Small business 401Ks are more flexible than other retirement funding vehicles like the Keogh plan. Contributions to small business 401Ks are completely discretionary whereas they are mandatory for Keogh plans. Funding amounts may vary from year to year for small business 401Ks. Since profitability margins of many small businesses vary from year to year, flexible contributions are an attractive aspect of these plans. Small business 401Ks may allow for contributions up to $41,000 annually in some instances. Compared to $13,000 annually for a traditional 401K, these plans can provide quick accumulation of funds. The funding limit varies from situation to situation depending on profitability of the business. A financial consultant experienced with small business 401Ks will be able to help determine your specific contribution limit.

 

401K plans for small business are an attractive retirement funding vehicle for small business owners. 401K plans for small business are quality benefits that may attract potential employees to your business. They also have tax benefits for the owner and the business. Employee retention is an important factor for a businesses success. The loss of employee experience and the excess costs involved with acquiring and training new employees has a negative effect on your business.

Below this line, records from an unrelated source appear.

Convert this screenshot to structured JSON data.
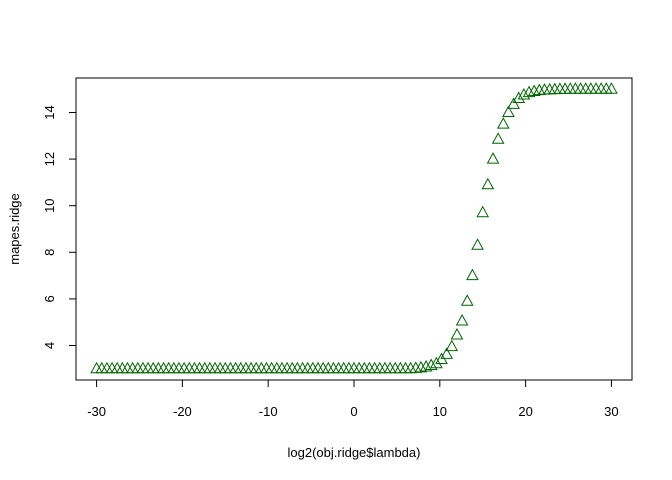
{
  "chart_data": {
    "type": "scatter",
    "title": "",
    "xlabel": "log2(obj.ridge$lambda)",
    "ylabel": "mapes.ridge",
    "x_ticks": [
      -30,
      -20,
      -10,
      0,
      10,
      20,
      30
    ],
    "x_tick_labels": [
      "-30",
      "-20",
      "-10",
      "0",
      "10",
      "20",
      "30"
    ],
    "y_ticks": [
      4,
      6,
      8,
      10,
      12,
      14
    ],
    "y_tick_labels": [
      "4",
      "6",
      "8",
      "10",
      "12",
      "14"
    ],
    "xlim": [
      -32.4,
      32.4
    ],
    "ylim": [
      2.52,
      15.48
    ],
    "marker": "triangle-open",
    "marker_color": "#006400",
    "grid": false,
    "legend": "none",
    "series": [
      {
        "x": [
          -30,
          -29.4,
          -28.8,
          -28.2,
          -27.6,
          -27,
          -26.4,
          -25.8,
          -25.2,
          -24.6,
          -24,
          -23.4,
          -22.8,
          -22.2,
          -21.6,
          -21,
          -20.4,
          -19.8,
          -19.2,
          -18.6,
          -18,
          -17.4,
          -16.8,
          -16.2,
          -15.6,
          -15,
          -14.4,
          -13.8,
          -13.2,
          -12.6,
          -12,
          -11.4,
          -10.8,
          -10.2,
          -9.6,
          -9,
          -8.4,
          -7.8,
          -7.2,
          -6.6,
          -6,
          -5.4,
          -4.8,
          -4.2,
          -3.6,
          -3,
          -2.4,
          -1.8,
          -1.2,
          -0.6,
          0,
          0.6,
          1.2,
          1.8,
          2.4,
          3,
          3.6,
          4.2,
          4.8,
          5.4,
          6,
          6.6,
          7.2,
          7.8,
          8.4,
          9,
          9.6,
          10.2,
          10.8,
          11.4,
          12,
          12.6,
          13.2,
          13.8,
          14.4,
          15,
          15.6,
          16.2,
          16.8,
          17.4,
          18,
          18.6,
          19.2,
          19.8,
          20.4,
          21,
          21.6,
          22.2,
          22.8,
          23.4,
          24,
          24.6,
          25.2,
          25.8,
          26.4,
          27,
          27.6,
          28.2,
          28.8,
          29.4,
          30
        ],
        "y": [
          3,
          3,
          3,
          3,
          3,
          3,
          3,
          3,
          3,
          3,
          3,
          3,
          3,
          3,
          3,
          3,
          3,
          3,
          3,
          3,
          3,
          3,
          3,
          3,
          3,
          3,
          3,
          3,
          3,
          3,
          3,
          3,
          3,
          3,
          3,
          3,
          3,
          3,
          3,
          3,
          3,
          3,
          3,
          3,
          3,
          3,
          3,
          3,
          3,
          3,
          3,
          3,
          3,
          3,
          3,
          3,
          3,
          3,
          3,
          3,
          3,
          3,
          3.02,
          3.04,
          3.08,
          3.14,
          3.22,
          3.4,
          3.62,
          3.95,
          4.45,
          5.05,
          5.9,
          7,
          8.3,
          9.7,
          10.9,
          12,
          12.85,
          13.5,
          14,
          14.35,
          14.6,
          14.75,
          14.85,
          14.9,
          14.94,
          14.96,
          14.97,
          14.98,
          14.99,
          14.99,
          15,
          15,
          15,
          15,
          15,
          15,
          15,
          15,
          15
        ]
      }
    ]
  }
}
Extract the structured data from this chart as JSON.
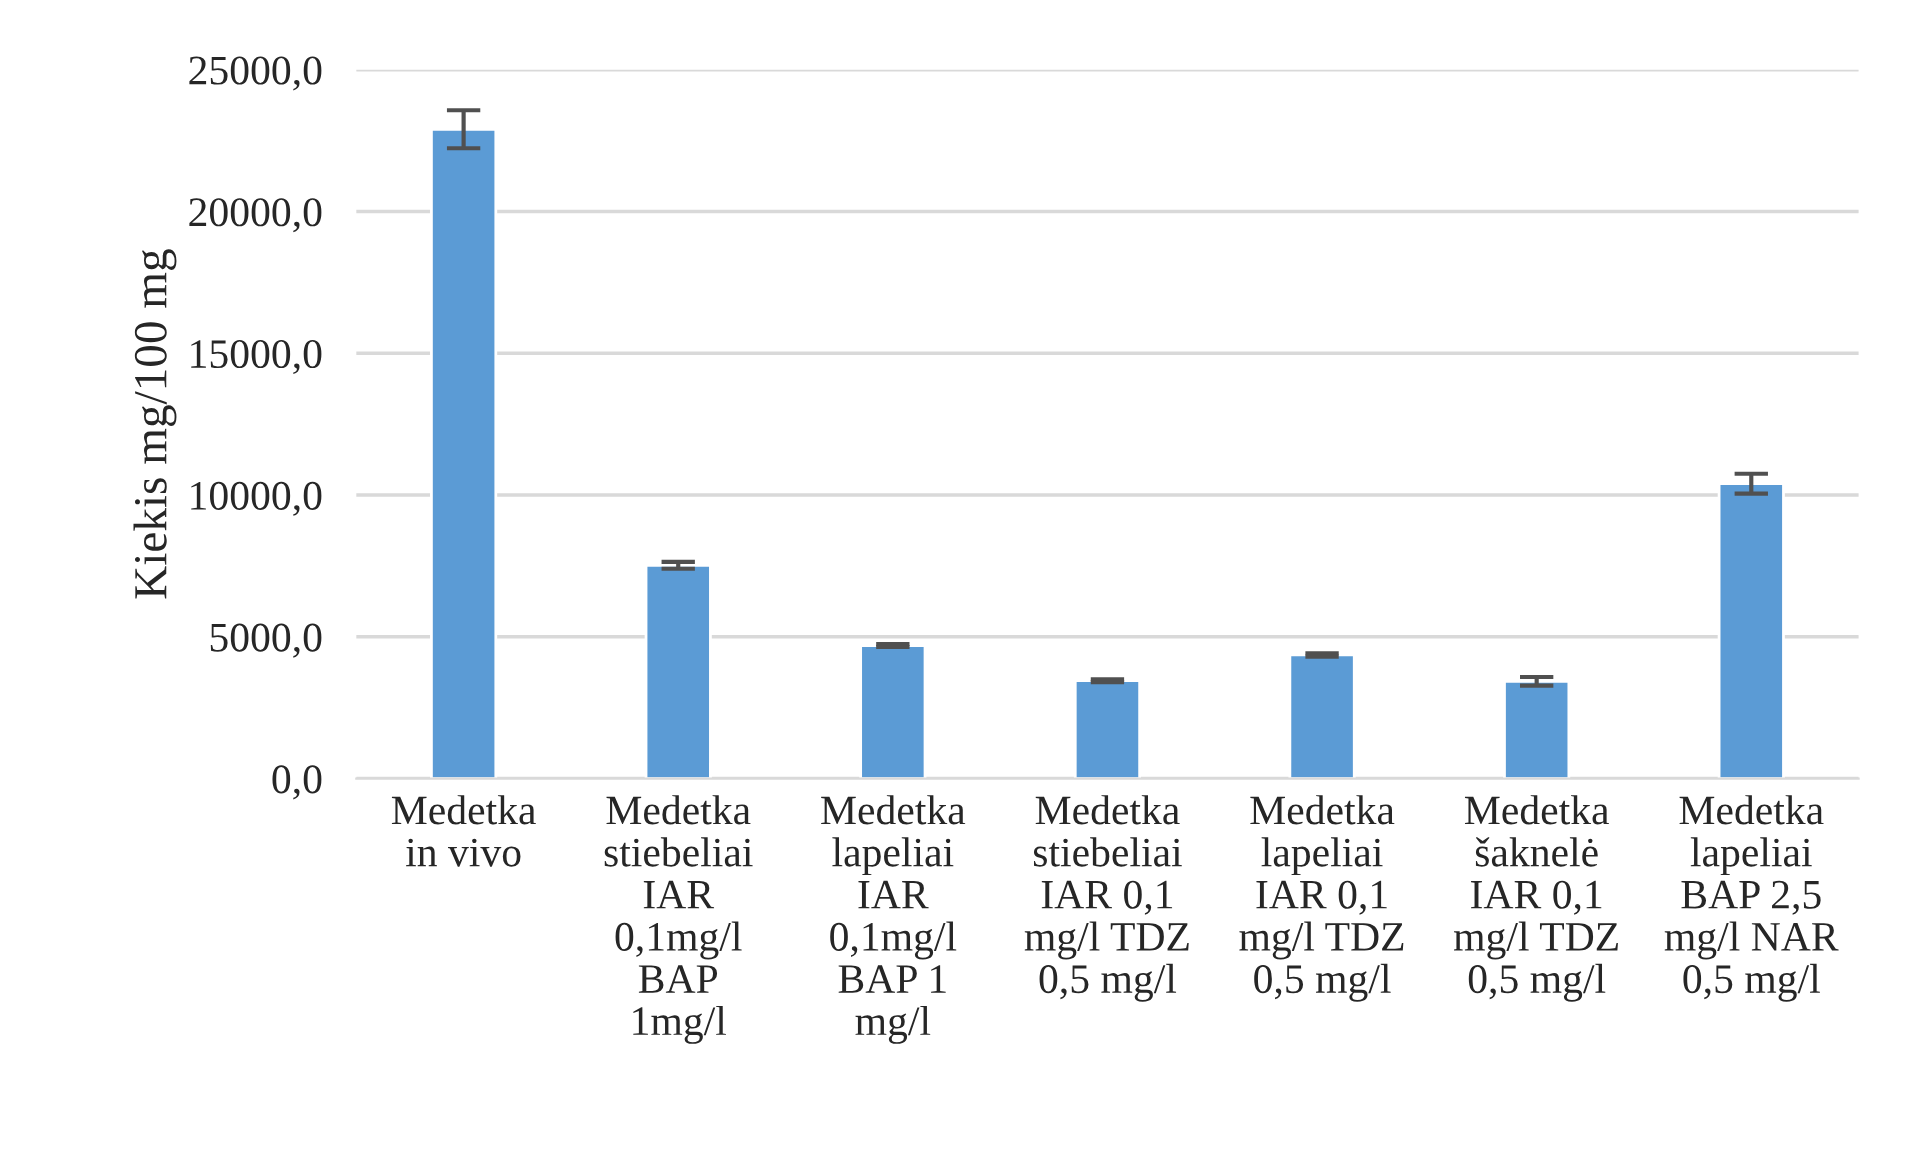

One of the tools that businesses can use to increase employee retention is that of 401K plans for small business. 401K plans let an employee save for their own retirement by putting away a portion of their salary.

 

An employer can offer a matching benefit with their 401K plans for small business. The employer matches the employee's contribution up to a percentage of income. Most businesses that offer matching programs match between 4 to 6 percent of an employee's annual salary. The matching benefit with 401K plans for small business is an attractive feature to offer employees. Contributions to 401Ks by the business for an employee are tax deductible.

 

Small Business 401K Plans for Owner Operated Businesses

 

Owner operated small businesses can take advantage of individual 401Ks. These plans are funded by contributions from the owner's salary and profits from the business. Since the individual 401K is intended for businesses that are owner operated, they allow for the profit sharing to equal the matching program with traditional 401Ks. The contribution is tax deductible from both the owners' salary and the business's profits. These plans have a high annual maximum contribution, offering an added incentive for owning your own business.